= Board of Registered Polysomnographic Technologists =

The Board of Registered Polysomnographic Technologists (BRPT) maintains credentialing for polysomnographic technologists. It offers two credentials, the registered and certified polysomnographic technologist credentials (the RPSGT and the CPSGT). The BRPT is located at: 8400 Westport Drive, 2nd Floor, McLean, Virginia 22102. The BRPT was established in 1978 and offered the first RPSGT exam in 1979.

==Tasks of the BRPT==
One of the main tasks of the BRPT is the administration of the RPSGT and CPSGT exams. Although other credentialing options now exist, the RPSGT credential was the only one in existence for many years. The actual testing for these exams is done at Pearson Vue testing centers. For more information about these credentials, please see the polysomnographic technician article.

The BRPT, through its website, conducts much other work. Those holding the RPSGT and CPSGT credential must obtain continuing education credits (CECs) to maintain their status, although the RPSGT holders may opt to retest rather than earn CECs. The BRPT website allows credential holders to enter information on the CECs they earn and this enables the BRPT to evaluate and renew the RPSGT credential. The BRPT offers no or very few CECs. Organizations that provide large numbers of CECs include the American Association of Sleep Technologists (AAST) and the American Association for Respiratory Care (AARC).

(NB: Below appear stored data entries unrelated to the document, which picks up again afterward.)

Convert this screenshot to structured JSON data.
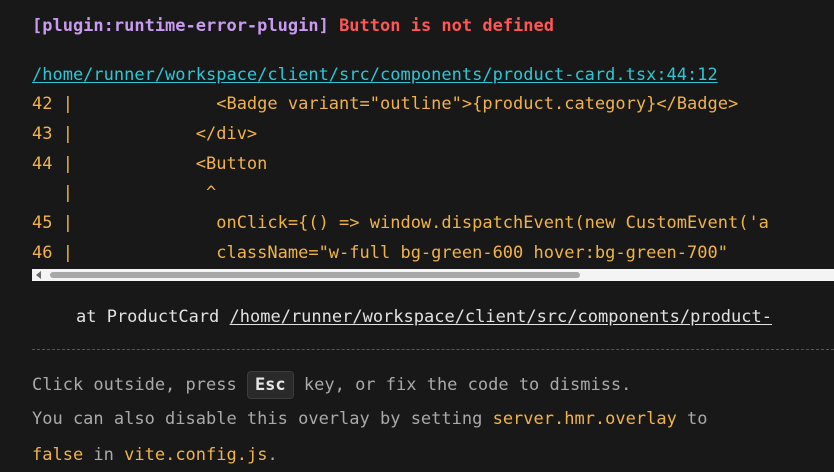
{
  "error": {
    "plugin": "[plugin:runtime-error-plugin]",
    "message": "Button is not defined",
    "file": "/home/runner/workspace/client/src/components/product-card.tsx:44:12"
  },
  "frame": {
    "lines": [
      "42 |              <Badge variant=\"outline\">{product.category}</Badge>",
      "43 |            </div>",
      "44 |            <Button",
      "   |             ^",
      "45 |              onClick={() => window.dispatchEvent(new CustomEvent('a",
      "46 |              className=\"w-full bg-green-600 hover:bg-green-700\""
    ]
  },
  "stack": {
    "prefix": "at ProductCard ",
    "path": "/home/runner/workspace/client/src/components/product-"
  },
  "tip": {
    "line1_before": "Click outside, press ",
    "key": "Esc",
    "line1_after": " key, or fix the code to dismiss.",
    "line2_before": "You can also disable this overlay by setting ",
    "line2_code": "server.hmr.overlay",
    "line2_after": " to",
    "line3_code1": "false",
    "line3_mid": " in ",
    "line3_code2": "vite.config.js",
    "line3_end": "."
  },
  "colors": {
    "background": "#181818",
    "plugin": "#c89bf0",
    "error": "#ff5555",
    "link": "#2ec6d6",
    "code": "#f0b34a"
  }
}
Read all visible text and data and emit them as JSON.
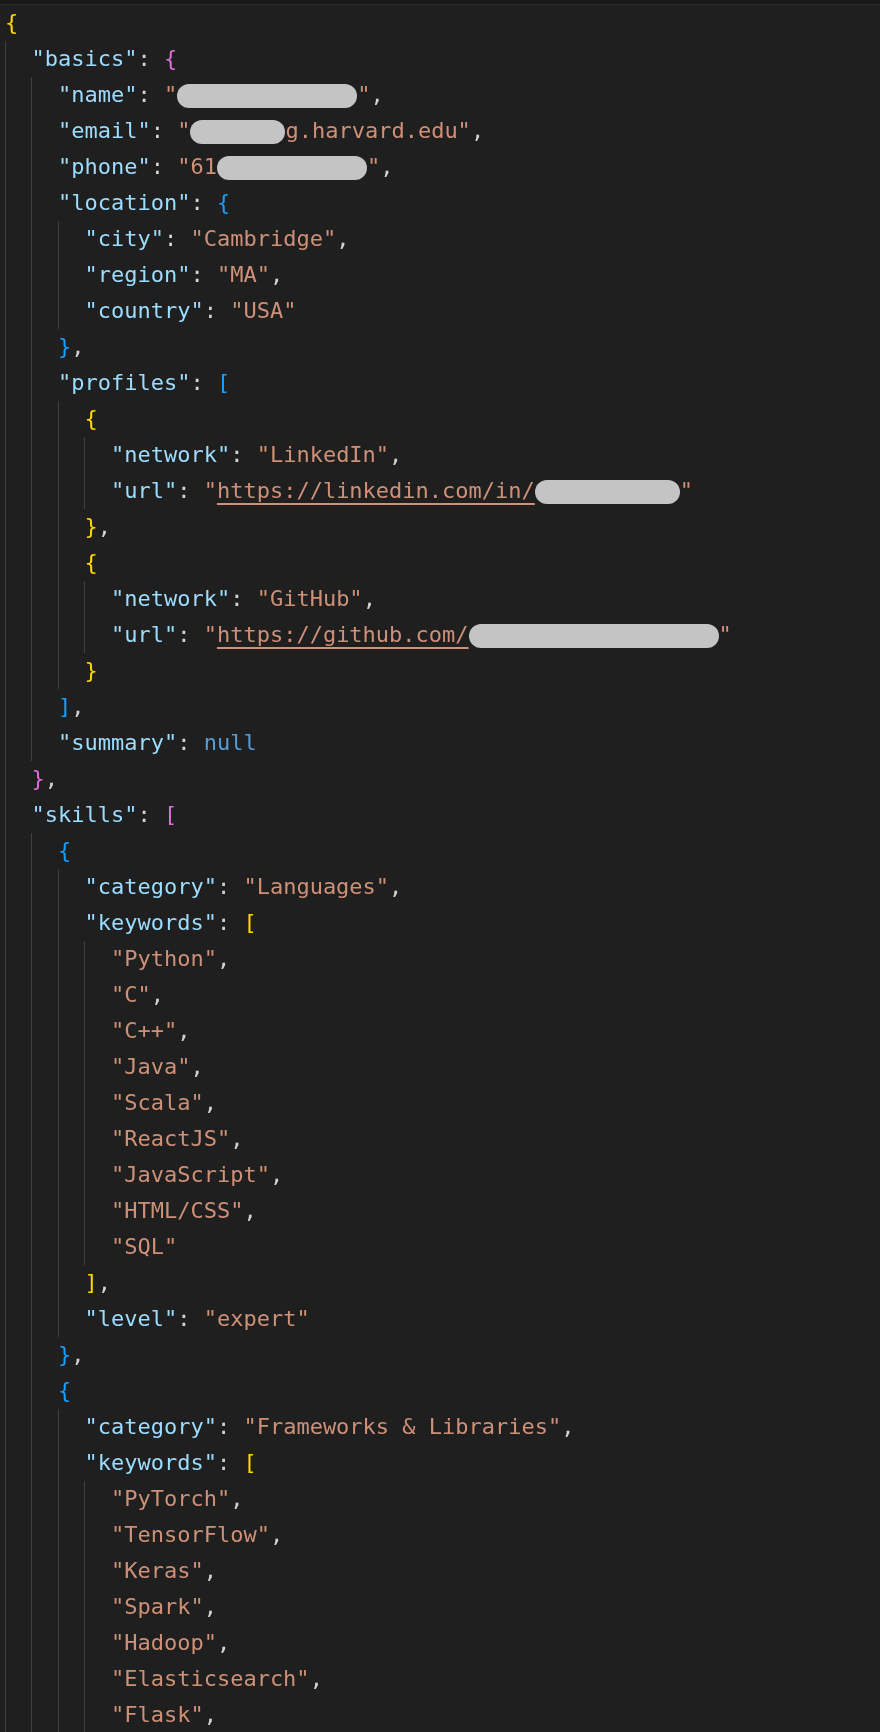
{
  "editor": {
    "lines": [
      {
        "tokens": [
          {
            "kind": "bracket",
            "text": "{",
            "color": "#ffd700"
          }
        ],
        "children": [
          {
            "tokens": [
              {
                "kind": "key",
                "text": "\"basics\""
              },
              {
                "kind": "punct",
                "text": ": "
              },
              {
                "kind": "bracket",
                "text": "{",
                "color": "#da70d6"
              }
            ],
            "children": [
              {
                "tokens": [
                  {
                    "kind": "key",
                    "text": "\"name\""
                  },
                  {
                    "kind": "punct",
                    "text": ": "
                  },
                  {
                    "kind": "string",
                    "text": "\""
                  },
                  {
                    "kind": "redacted"
                  },
                  {
                    "kind": "string",
                    "text": "\""
                  },
                  {
                    "kind": "punct",
                    "text": ","
                  }
                ]
              },
              {
                "tokens": [
                  {
                    "kind": "key",
                    "text": "\"email\""
                  },
                  {
                    "kind": "punct",
                    "text": ": "
                  },
                  {
                    "kind": "string",
                    "text": "\""
                  },
                  {
                    "kind": "redacted"
                  },
                  {
                    "kind": "string",
                    "text": "g.harvard.edu\""
                  },
                  {
                    "kind": "punct",
                    "text": ","
                  }
                ]
              },
              {
                "tokens": [
                  {
                    "kind": "key",
                    "text": "\"phone\""
                  },
                  {
                    "kind": "punct",
                    "text": ": "
                  },
                  {
                    "kind": "string",
                    "text": "\"61"
                  },
                  {
                    "kind": "redacted"
                  },
                  {
                    "kind": "string",
                    "text": "\""
                  },
                  {
                    "kind": "punct",
                    "text": ","
                  }
                ]
              },
              {
                "tokens": [
                  {
                    "kind": "key",
                    "text": "\"location\""
                  },
                  {
                    "kind": "punct",
                    "text": ": "
                  },
                  {
                    "kind": "bracket",
                    "text": "{",
                    "color": "#179fff"
                  }
                ],
                "children": [
                  {
                    "tokens": [
                      {
                        "kind": "key",
                        "text": "\"city\""
                      },
                      {
                        "kind": "punct",
                        "text": ": "
                      },
                      {
                        "kind": "string",
                        "text": "\"Cambridge\""
                      },
                      {
                        "kind": "punct",
                        "text": ","
                      }
                    ]
                  },
                  {
                    "tokens": [
                      {
                        "kind": "key",
                        "text": "\"region\""
                      },
                      {
                        "kind": "punct",
                        "text": ": "
                      },
                      {
                        "kind": "string",
                        "text": "\"MA\""
                      },
                      {
                        "kind": "punct",
                        "text": ","
                      }
                    ]
                  },
                  {
                    "tokens": [
                      {
                        "kind": "key",
                        "text": "\"country\""
                      },
                      {
                        "kind": "punct",
                        "text": ": "
                      },
                      {
                        "kind": "string",
                        "text": "\"USA\""
                      }
                    ]
                  }
                ]
              },
              {
                "tokens": [
                  {
                    "kind": "bracket",
                    "text": "}",
                    "color": "#179fff"
                  },
                  {
                    "kind": "punct",
                    "text": ","
                  }
                ]
              },
              {
                "tokens": [
                  {
                    "kind": "key",
                    "text": "\"profiles\""
                  },
                  {
                    "kind": "punct",
                    "text": ": "
                  },
                  {
                    "kind": "bracket",
                    "text": "[",
                    "color": "#179fff"
                  }
                ],
                "children": [
                  {
                    "tokens": [
                      {
                        "kind": "bracket",
                        "text": "{",
                        "color": "#ffd700"
                      }
                    ],
                    "children": [
                      {
                        "tokens": [
                          {
                            "kind": "key",
                            "text": "\"network\""
                          },
                          {
                            "kind": "punct",
                            "text": ": "
                          },
                          {
                            "kind": "string",
                            "text": "\"LinkedIn\""
                          },
                          {
                            "kind": "punct",
                            "text": ","
                          }
                        ]
                      },
                      {
                        "tokens": [
                          {
                            "kind": "key",
                            "text": "\"url\""
                          },
                          {
                            "kind": "punct",
                            "text": ": "
                          },
                          {
                            "kind": "string",
                            "text": "\""
                          },
                          {
                            "kind": "link",
                            "text": "https://linkedin.com/in/"
                          },
                          {
                            "kind": "redacted"
                          },
                          {
                            "kind": "string",
                            "text": "\""
                          }
                        ]
                      }
                    ]
                  },
                  {
                    "tokens": [
                      {
                        "kind": "bracket",
                        "text": "}",
                        "color": "#ffd700"
                      },
                      {
                        "kind": "punct",
                        "text": ","
                      }
                    ]
                  },
                  {
                    "tokens": [
                      {
                        "kind": "bracket",
                        "text": "{",
                        "color": "#ffd700"
                      }
                    ],
                    "children": [
                      {
                        "tokens": [
                          {
                            "kind": "key",
                            "text": "\"network\""
                          },
                          {
                            "kind": "punct",
                            "text": ": "
                          },
                          {
                            "kind": "string",
                            "text": "\"GitHub\""
                          },
                          {
                            "kind": "punct",
                            "text": ","
                          }
                        ]
                      },
                      {
                        "tokens": [
                          {
                            "kind": "key",
                            "text": "\"url\""
                          },
                          {
                            "kind": "punct",
                            "text": ": "
                          },
                          {
                            "kind": "string",
                            "text": "\""
                          },
                          {
                            "kind": "link",
                            "text": "https://github.com/"
                          },
                          {
                            "kind": "redacted"
                          },
                          {
                            "kind": "string",
                            "text": "\""
                          }
                        ]
                      }
                    ]
                  },
                  {
                    "tokens": [
                      {
                        "kind": "bracket",
                        "text": "}",
                        "color": "#ffd700"
                      }
                    ]
                  }
                ]
              },
              {
                "tokens": [
                  {
                    "kind": "bracket",
                    "text": "]",
                    "color": "#179fff"
                  },
                  {
                    "kind": "punct",
                    "text": ","
                  }
                ]
              },
              {
                "tokens": [
                  {
                    "kind": "key",
                    "text": "\"summary\""
                  },
                  {
                    "kind": "punct",
                    "text": ": "
                  },
                  {
                    "kind": "null",
                    "text": "null"
                  }
                ]
              }
            ]
          },
          {
            "tokens": [
              {
                "kind": "bracket",
                "text": "}",
                "color": "#da70d6"
              },
              {
                "kind": "punct",
                "text": ","
              }
            ]
          },
          {
            "tokens": [
              {
                "kind": "key",
                "text": "\"skills\""
              },
              {
                "kind": "punct",
                "text": ": "
              },
              {
                "kind": "bracket",
                "text": "[",
                "color": "#da70d6"
              }
            ],
            "children": [
              {
                "tokens": [
                  {
                    "kind": "bracket",
                    "text": "{",
                    "color": "#179fff"
                  }
                ],
                "children": [
                  {
                    "tokens": [
                      {
                        "kind": "key",
                        "text": "\"category\""
                      },
                      {
                        "kind": "punct",
                        "text": ": "
                      },
                      {
                        "kind": "string",
                        "text": "\"Languages\""
                      },
                      {
                        "kind": "punct",
                        "text": ","
                      }
                    ]
                  },
                  {
                    "tokens": [
                      {
                        "kind": "key",
                        "text": "\"keywords\""
                      },
                      {
                        "kind": "punct",
                        "text": ": "
                      },
                      {
                        "kind": "bracket",
                        "text": "[",
                        "color": "#ffd700"
                      }
                    ],
                    "children": [
                      {
                        "tokens": [
                          {
                            "kind": "string",
                            "text": "\"Python\""
                          },
                          {
                            "kind": "punct",
                            "text": ","
                          }
                        ]
                      },
                      {
                        "tokens": [
                          {
                            "kind": "string",
                            "text": "\"C\""
                          },
                          {
                            "kind": "punct",
                            "text": ","
                          }
                        ]
                      },
                      {
                        "tokens": [
                          {
                            "kind": "string",
                            "text": "\"C++\""
                          },
                          {
                            "kind": "punct",
                            "text": ","
                          }
                        ]
                      },
                      {
                        "tokens": [
                          {
                            "kind": "string",
                            "text": "\"Java\""
                          },
                          {
                            "kind": "punct",
                            "text": ","
                          }
                        ]
                      },
                      {
                        "tokens": [
                          {
                            "kind": "string",
                            "text": "\"Scala\""
                          },
                          {
                            "kind": "punct",
                            "text": ","
                          }
                        ]
                      },
                      {
                        "tokens": [
                          {
                            "kind": "string",
                            "text": "\"ReactJS\""
                          },
                          {
                            "kind": "punct",
                            "text": ","
                          }
                        ]
                      },
                      {
                        "tokens": [
                          {
                            "kind": "string",
                            "text": "\"JavaScript\""
                          },
                          {
                            "kind": "punct",
                            "text": ","
                          }
                        ]
                      },
                      {
                        "tokens": [
                          {
                            "kind": "string",
                            "text": "\"HTML/CSS\""
                          },
                          {
                            "kind": "punct",
                            "text": ","
                          }
                        ]
                      },
                      {
                        "tokens": [
                          {
                            "kind": "string",
                            "text": "\"SQL\""
                          }
                        ]
                      }
                    ]
                  },
                  {
                    "tokens": [
                      {
                        "kind": "bracket",
                        "text": "]",
                        "color": "#ffd700"
                      },
                      {
                        "kind": "punct",
                        "text": ","
                      }
                    ]
                  },
                  {
                    "tokens": [
                      {
                        "kind": "key",
                        "text": "\"level\""
                      },
                      {
                        "kind": "punct",
                        "text": ": "
                      },
                      {
                        "kind": "string",
                        "text": "\"expert\""
                      }
                    ]
                  }
                ]
              },
              {
                "tokens": [
                  {
                    "kind": "bracket",
                    "text": "}",
                    "color": "#179fff"
                  },
                  {
                    "kind": "punct",
                    "text": ","
                  }
                ]
              },
              {
                "tokens": [
                  {
                    "kind": "bracket",
                    "text": "{",
                    "color": "#179fff"
                  }
                ],
                "children": [
                  {
                    "tokens": [
                      {
                        "kind": "key",
                        "text": "\"category\""
                      },
                      {
                        "kind": "punct",
                        "text": ": "
                      },
                      {
                        "kind": "string",
                        "text": "\"Frameworks & Libraries\""
                      },
                      {
                        "kind": "punct",
                        "text": ","
                      }
                    ]
                  },
                  {
                    "tokens": [
                      {
                        "kind": "key",
                        "text": "\"keywords\""
                      },
                      {
                        "kind": "punct",
                        "text": ": "
                      },
                      {
                        "kind": "bracket",
                        "text": "[",
                        "color": "#ffd700"
                      }
                    ],
                    "children": [
                      {
                        "tokens": [
                          {
                            "kind": "string",
                            "text": "\"PyTorch\""
                          },
                          {
                            "kind": "punct",
                            "text": ","
                          }
                        ]
                      },
                      {
                        "tokens": [
                          {
                            "kind": "string",
                            "text": "\"TensorFlow\""
                          },
                          {
                            "kind": "punct",
                            "text": ","
                          }
                        ]
                      },
                      {
                        "tokens": [
                          {
                            "kind": "string",
                            "text": "\"Keras\""
                          },
                          {
                            "kind": "punct",
                            "text": ","
                          }
                        ]
                      },
                      {
                        "tokens": [
                          {
                            "kind": "string",
                            "text": "\"Spark\""
                          },
                          {
                            "kind": "punct",
                            "text": ","
                          }
                        ]
                      },
                      {
                        "tokens": [
                          {
                            "kind": "string",
                            "text": "\"Hadoop\""
                          },
                          {
                            "kind": "punct",
                            "text": ","
                          }
                        ]
                      },
                      {
                        "tokens": [
                          {
                            "kind": "string",
                            "text": "\"Elasticsearch\""
                          },
                          {
                            "kind": "punct",
                            "text": ","
                          }
                        ]
                      },
                      {
                        "tokens": [
                          {
                            "kind": "string",
                            "text": "\"Flask\""
                          },
                          {
                            "kind": "punct",
                            "text": ","
                          }
                        ]
                      }
                    ]
                  }
                ]
              }
            ]
          }
        ]
      }
    ]
  }
}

The BRPT website also provides job and career information and it maintains a list of accredited polysomnography programs.

==Accreditation of the BRPT==
The BRPT is a member of the Institution for Credentialing Excellence (ICE). The RPSGT credential is accredited by the National Commission for Certifying Agencies (NCCA).

==Online forums where BRPT is discussed==
In addition to the BRPT being discussed on the AAST website, two other organizations have online forums concerning the BRPT. Binary Sleep has a forum in which issues revolving around the BRPT are discussed. Sleepnet.com is a website that has discussions concerning the RPSGT exam on its Tech Forums.